# Marx/AML Harvey and Willard



## Grandcheapskate (Jan 5, 2006)

Years ago, I bought some American Line (AML) Harvey and Willard HO slot cars. My understanding is the AML cars were produced from the Marx molds, so they are really Marx bodies.

Did the Marx cars come with drivers? There is no driver with the AML cars, but I can see a slot where (probably) a driver head should be inserted. The only pictures of these cars I saw online show the cars without drivers.

Thanks...Joe


----------



## FullyLoaded (Apr 19, 2006)

The original Marx Harvey and Willard HO slot cars did come with drivers. I assume that the AML versions deleted the drivers to save on cost. Most of the earlier AML ones were scavenged for their chassis as I'm pretty sure they had Tuff Ones T-jet chassis underneath them for most of their run under the American Line reissues. This was due to the fact that the Tuff Ones chassis has wider wheels and tires to fit with the Indy style bodies. Possibly later issues used other chassis that REH had in their warehouse.


----------



## Grandcheapskate (Jan 5, 2006)

FullyLoaded said:


> The original Marx Harvey and Willard HO slot cars did come with drivers. I assume that the AML versions deleted the drivers to save on cost. Most of the earlier AML ones were scavenged for their chassis as I'm pretty sure they had Tuff Ones T-jet chassis underneath them for most of their run under the American Line reissues. This was due to the fact that the Tuff Ones chassis has wider wheels and tires to fit with the Indy style bodies. Possibly later issues used other chassis that REH had in their warehouse.


 Thank you for that confirmation. I'd like to find a driver for the few I have in the display case. I'm sure there is something out there which will work.

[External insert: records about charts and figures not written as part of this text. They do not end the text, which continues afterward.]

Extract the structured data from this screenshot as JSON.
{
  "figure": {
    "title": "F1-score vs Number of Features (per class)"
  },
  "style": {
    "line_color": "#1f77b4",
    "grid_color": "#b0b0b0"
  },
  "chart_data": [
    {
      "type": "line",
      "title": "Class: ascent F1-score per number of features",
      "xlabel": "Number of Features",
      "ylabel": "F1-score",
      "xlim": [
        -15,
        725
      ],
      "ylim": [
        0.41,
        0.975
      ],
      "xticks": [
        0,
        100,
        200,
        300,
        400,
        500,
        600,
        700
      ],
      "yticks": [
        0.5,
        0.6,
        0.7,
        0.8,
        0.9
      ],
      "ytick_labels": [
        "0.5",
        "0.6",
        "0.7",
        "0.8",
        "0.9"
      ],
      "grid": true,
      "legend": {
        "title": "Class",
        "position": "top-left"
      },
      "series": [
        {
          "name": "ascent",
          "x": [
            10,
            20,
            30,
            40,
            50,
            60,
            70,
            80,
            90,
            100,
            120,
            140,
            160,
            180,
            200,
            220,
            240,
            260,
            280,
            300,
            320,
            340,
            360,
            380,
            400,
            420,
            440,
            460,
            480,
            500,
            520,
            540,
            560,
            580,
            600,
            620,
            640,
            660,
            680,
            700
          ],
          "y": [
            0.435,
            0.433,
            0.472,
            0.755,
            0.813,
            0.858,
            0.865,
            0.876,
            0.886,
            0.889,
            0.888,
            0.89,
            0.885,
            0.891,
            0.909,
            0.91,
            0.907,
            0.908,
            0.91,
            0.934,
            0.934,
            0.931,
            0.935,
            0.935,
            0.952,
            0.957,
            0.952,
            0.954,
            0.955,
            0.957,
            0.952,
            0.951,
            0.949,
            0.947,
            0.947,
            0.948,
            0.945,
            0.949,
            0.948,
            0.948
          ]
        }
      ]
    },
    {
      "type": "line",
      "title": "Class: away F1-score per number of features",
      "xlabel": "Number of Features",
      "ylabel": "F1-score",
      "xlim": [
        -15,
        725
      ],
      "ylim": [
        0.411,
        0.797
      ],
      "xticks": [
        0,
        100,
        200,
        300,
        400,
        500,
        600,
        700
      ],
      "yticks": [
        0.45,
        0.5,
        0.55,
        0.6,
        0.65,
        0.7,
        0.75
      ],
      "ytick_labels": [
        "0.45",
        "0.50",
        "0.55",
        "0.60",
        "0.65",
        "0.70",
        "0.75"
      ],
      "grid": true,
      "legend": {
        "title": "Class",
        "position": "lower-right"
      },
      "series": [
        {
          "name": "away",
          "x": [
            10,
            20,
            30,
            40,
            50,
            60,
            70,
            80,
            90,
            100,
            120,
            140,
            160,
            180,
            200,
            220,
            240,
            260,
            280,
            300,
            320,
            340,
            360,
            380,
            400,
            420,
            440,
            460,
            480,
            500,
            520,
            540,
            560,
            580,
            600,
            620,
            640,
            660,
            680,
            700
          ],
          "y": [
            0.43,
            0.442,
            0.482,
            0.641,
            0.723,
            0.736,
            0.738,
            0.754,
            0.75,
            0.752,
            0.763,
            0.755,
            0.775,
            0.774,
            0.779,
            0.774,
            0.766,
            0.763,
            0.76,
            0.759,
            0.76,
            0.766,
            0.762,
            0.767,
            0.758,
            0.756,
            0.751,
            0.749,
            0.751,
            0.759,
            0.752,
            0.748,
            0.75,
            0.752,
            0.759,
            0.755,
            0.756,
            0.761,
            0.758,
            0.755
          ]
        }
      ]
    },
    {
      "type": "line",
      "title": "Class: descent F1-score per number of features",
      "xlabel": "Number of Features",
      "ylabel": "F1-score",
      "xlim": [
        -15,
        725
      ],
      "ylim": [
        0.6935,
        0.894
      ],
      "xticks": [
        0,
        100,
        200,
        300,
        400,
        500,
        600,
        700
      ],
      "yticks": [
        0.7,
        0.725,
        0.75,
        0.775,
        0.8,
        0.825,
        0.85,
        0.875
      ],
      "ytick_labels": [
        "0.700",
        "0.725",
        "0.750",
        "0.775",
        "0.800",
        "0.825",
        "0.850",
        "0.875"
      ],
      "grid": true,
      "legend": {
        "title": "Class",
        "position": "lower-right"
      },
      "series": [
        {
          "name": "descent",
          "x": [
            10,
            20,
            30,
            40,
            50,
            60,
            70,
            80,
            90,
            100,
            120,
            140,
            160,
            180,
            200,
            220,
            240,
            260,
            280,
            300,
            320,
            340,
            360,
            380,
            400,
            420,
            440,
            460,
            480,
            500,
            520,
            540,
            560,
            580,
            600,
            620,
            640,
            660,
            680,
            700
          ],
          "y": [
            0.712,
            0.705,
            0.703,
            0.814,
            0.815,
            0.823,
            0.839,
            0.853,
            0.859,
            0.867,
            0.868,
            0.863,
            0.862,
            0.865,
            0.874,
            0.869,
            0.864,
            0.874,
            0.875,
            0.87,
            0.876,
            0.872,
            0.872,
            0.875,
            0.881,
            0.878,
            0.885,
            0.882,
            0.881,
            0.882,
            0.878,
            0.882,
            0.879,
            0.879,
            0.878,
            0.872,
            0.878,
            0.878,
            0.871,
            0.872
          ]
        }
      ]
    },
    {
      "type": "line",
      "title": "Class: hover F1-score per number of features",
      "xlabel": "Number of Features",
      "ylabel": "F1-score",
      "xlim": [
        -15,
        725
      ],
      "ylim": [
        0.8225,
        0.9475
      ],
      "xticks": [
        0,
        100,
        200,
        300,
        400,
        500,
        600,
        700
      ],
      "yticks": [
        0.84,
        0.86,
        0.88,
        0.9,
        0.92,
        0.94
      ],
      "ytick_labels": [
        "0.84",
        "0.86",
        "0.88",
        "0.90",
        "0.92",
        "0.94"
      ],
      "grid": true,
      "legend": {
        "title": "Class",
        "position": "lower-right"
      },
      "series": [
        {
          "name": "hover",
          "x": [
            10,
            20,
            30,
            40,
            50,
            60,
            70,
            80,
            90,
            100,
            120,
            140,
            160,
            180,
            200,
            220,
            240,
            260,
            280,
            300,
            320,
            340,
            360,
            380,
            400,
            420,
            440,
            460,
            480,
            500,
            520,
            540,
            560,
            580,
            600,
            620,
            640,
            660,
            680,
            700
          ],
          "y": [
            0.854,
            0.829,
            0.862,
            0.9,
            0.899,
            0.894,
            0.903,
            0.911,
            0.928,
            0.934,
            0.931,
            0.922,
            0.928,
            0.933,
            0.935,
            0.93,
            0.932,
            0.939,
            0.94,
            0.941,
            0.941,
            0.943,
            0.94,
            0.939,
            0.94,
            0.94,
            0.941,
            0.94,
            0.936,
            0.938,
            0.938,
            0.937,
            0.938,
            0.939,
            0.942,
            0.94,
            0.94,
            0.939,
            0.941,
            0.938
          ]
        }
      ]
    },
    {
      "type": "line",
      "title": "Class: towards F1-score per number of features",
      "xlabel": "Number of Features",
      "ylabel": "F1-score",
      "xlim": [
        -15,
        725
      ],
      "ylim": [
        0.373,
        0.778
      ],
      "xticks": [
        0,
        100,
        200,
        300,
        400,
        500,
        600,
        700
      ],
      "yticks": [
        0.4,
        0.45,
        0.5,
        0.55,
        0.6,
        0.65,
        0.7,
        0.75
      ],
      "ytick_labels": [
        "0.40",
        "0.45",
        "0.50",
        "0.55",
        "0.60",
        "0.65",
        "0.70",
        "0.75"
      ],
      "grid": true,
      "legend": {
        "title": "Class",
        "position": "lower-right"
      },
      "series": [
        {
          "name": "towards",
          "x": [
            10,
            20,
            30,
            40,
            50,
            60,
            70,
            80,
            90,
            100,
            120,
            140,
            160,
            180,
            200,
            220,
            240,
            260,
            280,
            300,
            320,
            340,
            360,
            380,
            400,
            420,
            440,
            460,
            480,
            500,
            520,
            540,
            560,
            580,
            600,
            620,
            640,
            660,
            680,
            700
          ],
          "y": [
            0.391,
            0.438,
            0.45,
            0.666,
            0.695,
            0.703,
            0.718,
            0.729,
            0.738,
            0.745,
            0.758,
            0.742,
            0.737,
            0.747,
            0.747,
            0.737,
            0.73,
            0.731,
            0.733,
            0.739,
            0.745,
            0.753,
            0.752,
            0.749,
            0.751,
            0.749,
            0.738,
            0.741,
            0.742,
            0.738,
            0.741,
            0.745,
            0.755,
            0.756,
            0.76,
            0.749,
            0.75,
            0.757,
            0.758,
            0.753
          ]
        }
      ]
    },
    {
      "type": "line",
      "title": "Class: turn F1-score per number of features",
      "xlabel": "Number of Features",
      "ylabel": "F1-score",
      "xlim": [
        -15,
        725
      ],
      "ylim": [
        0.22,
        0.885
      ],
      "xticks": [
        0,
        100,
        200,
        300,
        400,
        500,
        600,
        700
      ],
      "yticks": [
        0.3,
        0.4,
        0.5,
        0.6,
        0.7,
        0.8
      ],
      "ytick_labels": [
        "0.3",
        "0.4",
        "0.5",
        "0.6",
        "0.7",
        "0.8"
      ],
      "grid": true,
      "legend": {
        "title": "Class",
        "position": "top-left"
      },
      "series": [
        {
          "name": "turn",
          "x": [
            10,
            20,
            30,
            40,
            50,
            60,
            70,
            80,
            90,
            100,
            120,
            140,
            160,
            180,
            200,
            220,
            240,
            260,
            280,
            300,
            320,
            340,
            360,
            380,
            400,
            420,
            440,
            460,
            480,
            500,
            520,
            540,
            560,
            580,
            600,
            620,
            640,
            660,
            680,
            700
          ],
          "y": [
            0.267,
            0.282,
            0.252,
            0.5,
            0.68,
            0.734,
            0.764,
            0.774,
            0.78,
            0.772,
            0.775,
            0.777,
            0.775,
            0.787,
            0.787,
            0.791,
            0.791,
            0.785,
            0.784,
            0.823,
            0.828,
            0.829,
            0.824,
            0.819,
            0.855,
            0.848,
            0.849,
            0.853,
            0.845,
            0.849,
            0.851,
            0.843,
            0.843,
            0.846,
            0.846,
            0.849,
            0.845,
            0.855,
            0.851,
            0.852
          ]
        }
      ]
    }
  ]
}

You are correct about the Tuff Ones chassis. Years ago I made a road trip to REH and purchased (what I believe were) the few remaining Harveys because they appear to have Tuff Ones chassis. I haven't used any of them, but just from external examination they have the wider rear axle and the Tuff Ones crown gear. They came with unattached regular rear hubs as I guess REH ran out of the wider Tuff Ones rears. I need to check the armature to see if they are true Tuff Ones.

Joe


----------



## 60chevyjim (Feb 21, 2008)

I believe that they had to remove the tuffones rear wheels and replace them with standard narrow wheels to clear the wide body by using the wide tuffones rear axel.
the body may work better with a tjet hotrod chassis and wheels


----------